Call it stubborn pride - something farmers and North Dakotans generally are known for - but asking for help doesn't always come easy.
"I was frustrated," Kilber said. "It's hard not being able to do things myself."
Kilber said he knew it was time to check his ego.
He said he does have a couple of hired hands who he counts on now more than in the past. Another change Kilber said he has had to deal with is managing and organizing the operation rather than being hands-on.
And, he's learned that everyone needs help now and then. And in true North Dakota spirit, help is only a phone call away.
"It's been a humbling experience," he said.
The backbone of any non-profit group is the volunteer. Farm Rescue has had a real groundswell of support since day one.
From singular volunteers like Lautenschlager, to corporate sponsors like RDO Equipment Company and others, the help is there.
RDO supplies the equipment, and in the case of Kilber, it will be available until he gets 400 acres of wheat and 800 acres of canola in the ground.
The equipment will stay in the area and be used for a family in the Flasher area after Kilber's fields are planted.
When conditions allow, people like Dale Lamphere will be there.
Lamphere, 50, is from Canajoharie, N.Y. An equipment operator for the state department of transportation, he said he helps a friend who has a dairy farm from time to time.

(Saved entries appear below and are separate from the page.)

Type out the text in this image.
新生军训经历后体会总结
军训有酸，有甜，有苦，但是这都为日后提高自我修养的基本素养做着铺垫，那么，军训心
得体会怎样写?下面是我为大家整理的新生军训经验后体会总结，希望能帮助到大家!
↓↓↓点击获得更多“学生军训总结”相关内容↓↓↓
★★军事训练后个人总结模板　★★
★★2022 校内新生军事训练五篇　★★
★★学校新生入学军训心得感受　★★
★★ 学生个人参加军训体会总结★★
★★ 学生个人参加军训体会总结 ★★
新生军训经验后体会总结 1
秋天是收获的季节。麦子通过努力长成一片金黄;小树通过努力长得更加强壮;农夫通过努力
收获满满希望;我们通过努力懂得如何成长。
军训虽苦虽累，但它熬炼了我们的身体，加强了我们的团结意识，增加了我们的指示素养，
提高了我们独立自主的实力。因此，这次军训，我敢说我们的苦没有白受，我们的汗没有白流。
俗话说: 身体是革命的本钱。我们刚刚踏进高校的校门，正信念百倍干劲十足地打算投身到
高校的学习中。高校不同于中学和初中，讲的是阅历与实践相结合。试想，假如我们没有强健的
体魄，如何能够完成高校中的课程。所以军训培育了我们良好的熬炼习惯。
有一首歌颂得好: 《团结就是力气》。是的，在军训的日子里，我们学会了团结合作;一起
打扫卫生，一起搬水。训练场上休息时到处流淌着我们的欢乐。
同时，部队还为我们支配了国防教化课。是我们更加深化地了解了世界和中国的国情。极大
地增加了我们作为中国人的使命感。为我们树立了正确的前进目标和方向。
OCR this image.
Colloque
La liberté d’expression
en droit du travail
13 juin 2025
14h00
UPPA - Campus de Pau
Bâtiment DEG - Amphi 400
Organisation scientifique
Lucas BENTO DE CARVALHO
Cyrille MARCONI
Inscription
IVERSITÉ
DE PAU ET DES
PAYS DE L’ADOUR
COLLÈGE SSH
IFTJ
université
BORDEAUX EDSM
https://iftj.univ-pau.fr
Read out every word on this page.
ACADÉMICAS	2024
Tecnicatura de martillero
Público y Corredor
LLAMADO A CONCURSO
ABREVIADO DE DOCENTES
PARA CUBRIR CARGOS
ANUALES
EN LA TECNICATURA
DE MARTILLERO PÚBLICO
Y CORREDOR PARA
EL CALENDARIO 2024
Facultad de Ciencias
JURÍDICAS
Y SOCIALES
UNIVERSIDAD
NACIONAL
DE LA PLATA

A couple of years ago, Lamphere said he picked up a Farm Rescue brochure at the state fair, and after reading through told his wife, "I'd like to do that."
Because of budget issues with the state of New York, Lamphere said he has extra vacation time each year, unpaid. Last year, he helped Farm Rescue for the first time.
"My wife set it up," he said. He took advantage of his free time helping families in South Dakota, Minnesota and in the Jamestown area.
It's a win-win situation, as Lamphere put it.
"It's something I enjoy doing ... and I figure farmers get a raw deal the way it is, so I'll do anything I can to help them out," he said.
For Lautenschlager, his involvement began about four years ago. A friend from the Watford City area, Dustin Lien, signed on to be a volunteer for Farm Rescue.
"Now he's on the board of directors," Lautenschlager said.
He said he helped Lien over the years and, little by little, the farm life has grown on him.
"I learned bit by bit, and now things come pretty easy," he said.
This year, he's signed up to drive tractor when conditions allow. Up until now, he said he's been kind of a "go-fer," doing whatever was needed, like running for parts or moving equipment.
The payback is two-fold, Lautenschlager said. First, it gives him the chance to act like a big kid and play with big toys, he said, laughing.
"I get to drive really big tractors and life-sized Tonka toys," he said.
But Lautenschlager said the real payoff is seeing the looks on the faces of those he is able to help.
"I think the initial reaction is the best," he said. "They know we are coming, but I'm not sure they believe it until we actually pull into the yard."
He said the experience has intertwined two of the very best things in his life - his job as a paramedic, where he is paid to help others, and what he said he sees as his duty as a North Dakota son.
"You really see the whole cycle of life on the farm and how quickly it can just shut down the whole family," he said.
"It's North Dakota, and I know it's sometimes hard to ask for help ... but that's what we're here for ... to help our neighbors no matter what. It brings things full circle."